Paris, 25 juin 1896.
J'ajoute encore quelques lignes à mes lettres avant le départ du courrier; je tiens à te dire que je suis forte, que ma volonté est inébranlable, que j'arriverai à te faire rendre ton honneur, et je te supplie d'avoir avec moi cet espoir absolu en l'avenir, cette foi qui nous fait accepter les plus dures situations pour arriver à rendre à nos enfants un nom sans tache, un nom respecté...
Lucie.
Suite de mon Journal.
30 août 1896.
Voici de nouveau cette période si énervante où j'attends mon courrier, où je me demande quel jour il me parviendra, et quelles nouvelles il m'apportera?

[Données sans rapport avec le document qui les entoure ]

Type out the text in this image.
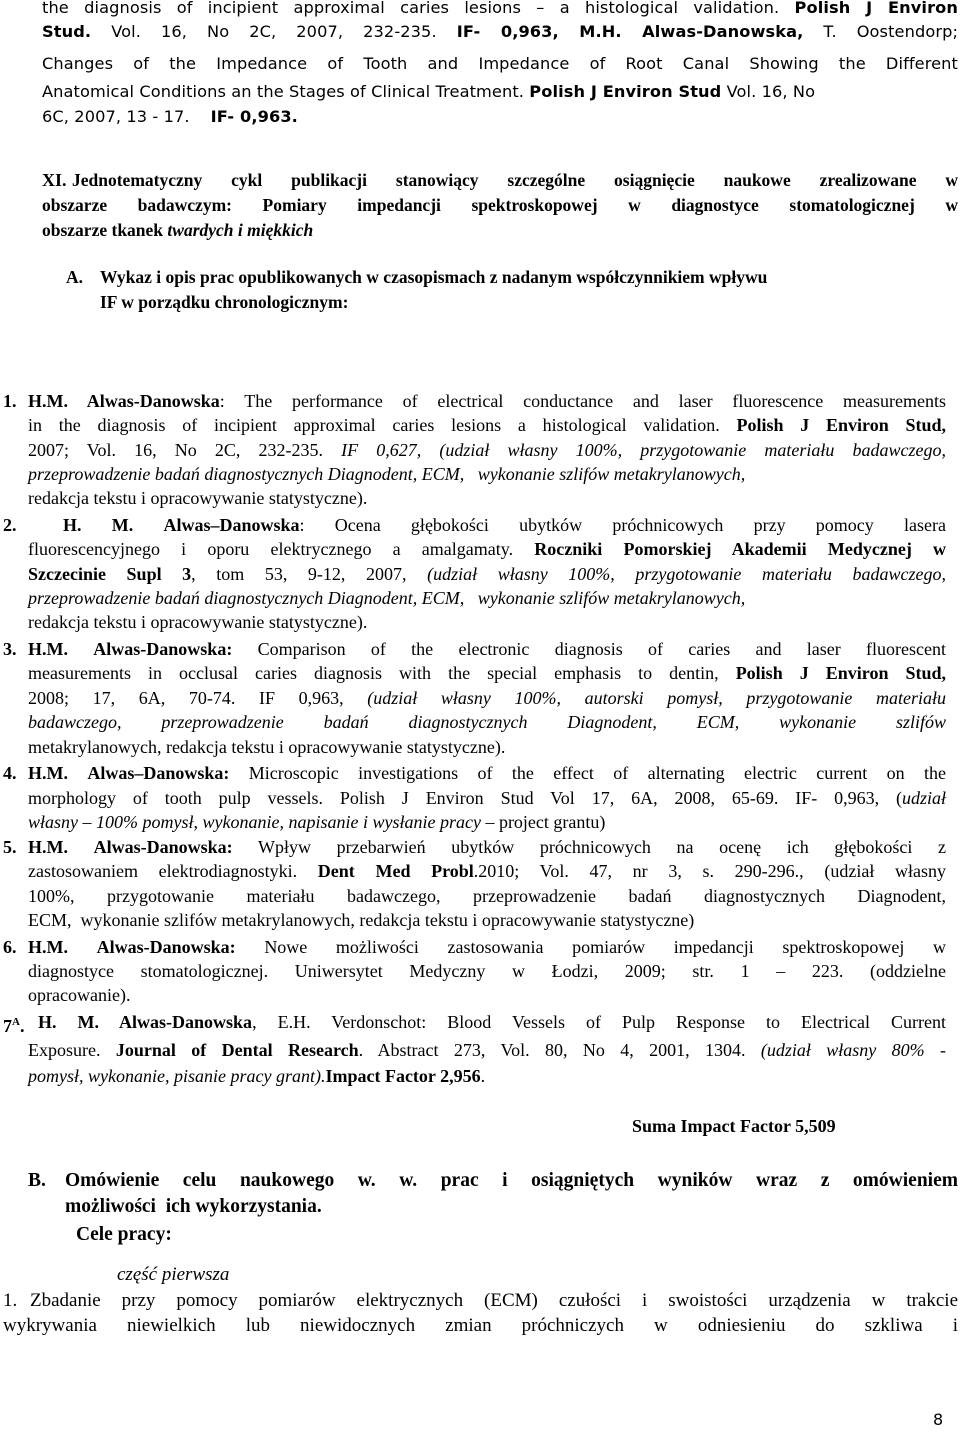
the diagnosis of incipient approximal caries lesions – a histological validation. Polish J Environ
Stud. Vol. 16, No 2C, 2007, 232-235. IF- 0,963, M.H. Alwas-Danowska, T. Oostendorp;
Changes of the Impedance of Tooth and Impedance of Root Canal Showing the Different
Anatomical Conditions an the Stages of Clinical Treatment. Polish J Environ Stud Vol. 16, No
6C, 2007, 13 - 17. IF- 0,963.
XI. Jednotematyczny cykl publikacji stanowiący szczególne osiągnięcie naukowe zrealizowane w
obszarze badawczym: Pomiary impedancji spektroskopowej w diagnostyce stomatologicznej w
obszarze tkanek twardych i miękkich
A. Wykaz i opis prac opublikowanych w czasopismach z nadanym współczynnikiem wpływu
IF w porządku chronologicznym:
1. H.M. Alwas-Danowska: The performance of electrical conductance and laser fluorescence measurements
in the diagnosis of incipient approximal caries lesions a histological validation. Polish J Environ Stud,
2007; Vol. 16, No 2C, 232-235. IF 0,627, (udział własny 100%, przygotowanie materiału badawczego,
przeprowadzenie badań diagnostycznych Diagnodent, ECM,   wykonanie szlifów metakrylanowych,
redakcja tekstu i opracowywanie statystyczne).
2.	H. M. Alwas–Danowska: Ocena głębokości ubytków próchnicowych przy pomocy lasera
fluorescencyjnego i oporu elektrycznego a amalgamaty. Roczniki Pomorskiej Akademii Medycznej w
Szczecinie Supl 3, tom 53, 9-12, 2007, (udział własny 100%, przygotowanie materiału badawczego,
przeprowadzenie badań diagnostycznych Diagnodent, ECM,   wykonanie szlifów metakrylanowych,
redakcja tekstu i opracowywanie statystyczne).
3. H.M. Alwas-Danowska: Comparison of the electronic diagnosis of caries and laser fluorescent
measurements in occlusal caries diagnosis with the special emphasis to dentin, Polish J Environ Stud,
2008; 17, 6A, 70-74. IF 0,963, (udział własny 100%, autorski pomysł, przygotowanie materiału
badawczego, przeprowadzenie badań diagnostycznych Diagnodent, ECM, wykonanie szlifów
metakrylanowych, redakcja tekstu i opracowywanie statystyczne).
4. H.M. Alwas–Danowska: Microscopic investigations of the effect of alternating electric current on the
morphology of tooth pulp vessels. Polish J Environ Stud Vol 17, 6A, 2008, 65-69. IF- 0,963, (udział
własny – 100% pomysł, wykonanie, napisanie i wysłanie pracy – project grantu)
5. H.M. Alwas-Danowska: Wpływ przebarwień ubytków próchnicowych na ocenę ich głębokości z
zastosowaniem elektrodiagnostyki. Dent Med Probl.2010; Vol. 47, nr 3, s. 290-296., (udział własny
100%, przygotowanie materiału badawczego, przeprowadzenie badań diagnostycznych Diagnodent,
ECM,  wykonanie szlifów metakrylanowych, redakcja tekstu i opracowywanie statystyczne)
6. H.M. Alwas-Danowska: Nowe możliwości zastosowania pomiarów impedancji spektroskopowej w
diagnostyce stomatologicznej. Uniwersytet Medyczny w Łodzi, 2009; str. 1 – 223. (oddzielne
opracowanie).
$7^A$. H. M. Alwas-Danowska, E.H. Verdonschot: Blood Vessels of Pulp Response to Electrical Current
Exposure. Journal of Dental Research. Abstract 273, Vol. 80, No 4, 2001, 1304. (udział własny 80% -
pomysł, wykonanie, pisanie pracy grant).Impact Factor 2,956.
Suma Impact Factor 5,509
B. Omówienie celu naukowego w. w. prac i osiągniętych wyników wraz z omówieniem
możliwości  ich wykorzystania.
Cele pracy:
część pierwsza
1. Zbadanie przy pomocy pomiarów elektrycznych (ECM) czułości i swoistości urządzenia w trakcie
wykrywania niewielkich lub niewidocznych zmian próchniczych w odniesieniu do szkliwa i
8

Quel pénible mois d'août ma pauvre Lucie a dû avoir! D'abord, la lettre que je lui ai écrite au commencement de juillet, au milieu des fièvres qui me tenaient depuis une dizaine de jours, et ne recevant pas mon courrier. C'était tout à la fois, venant ajouter à mes tortures. Je n'ai pas su me contenir, me dominer et lui ai encore jeté mes cris de détresse et de douleur, comme si elle ne souffrait pas déjà assez, comme si son impatience de voir arriver la fin de cet horrible drame n'était pas aussi grande que la mienne. Ma pauvre et chère Lucie! Puis le jour de sa fête a dû passer bien tristement. Je croyais qu'il ne m'était plus possible de souffrir davantage que je souffre; ce jour-là cependant a été encore plus atroce que les autres. Si je ne m'étais pas retenu avec une volonté farouche, comprimant mon cœur, tout mon être, j'aurais hurlé de douleur, tant ma souffrance était âpre, vive, violente.
A travers l'espace, ma chère Lucie, je t'envoie en ce moment l'expression de ma profonde affection, de toute ma tendresse, et ce cri toujours le même, ardent, invariable: Courage et courage!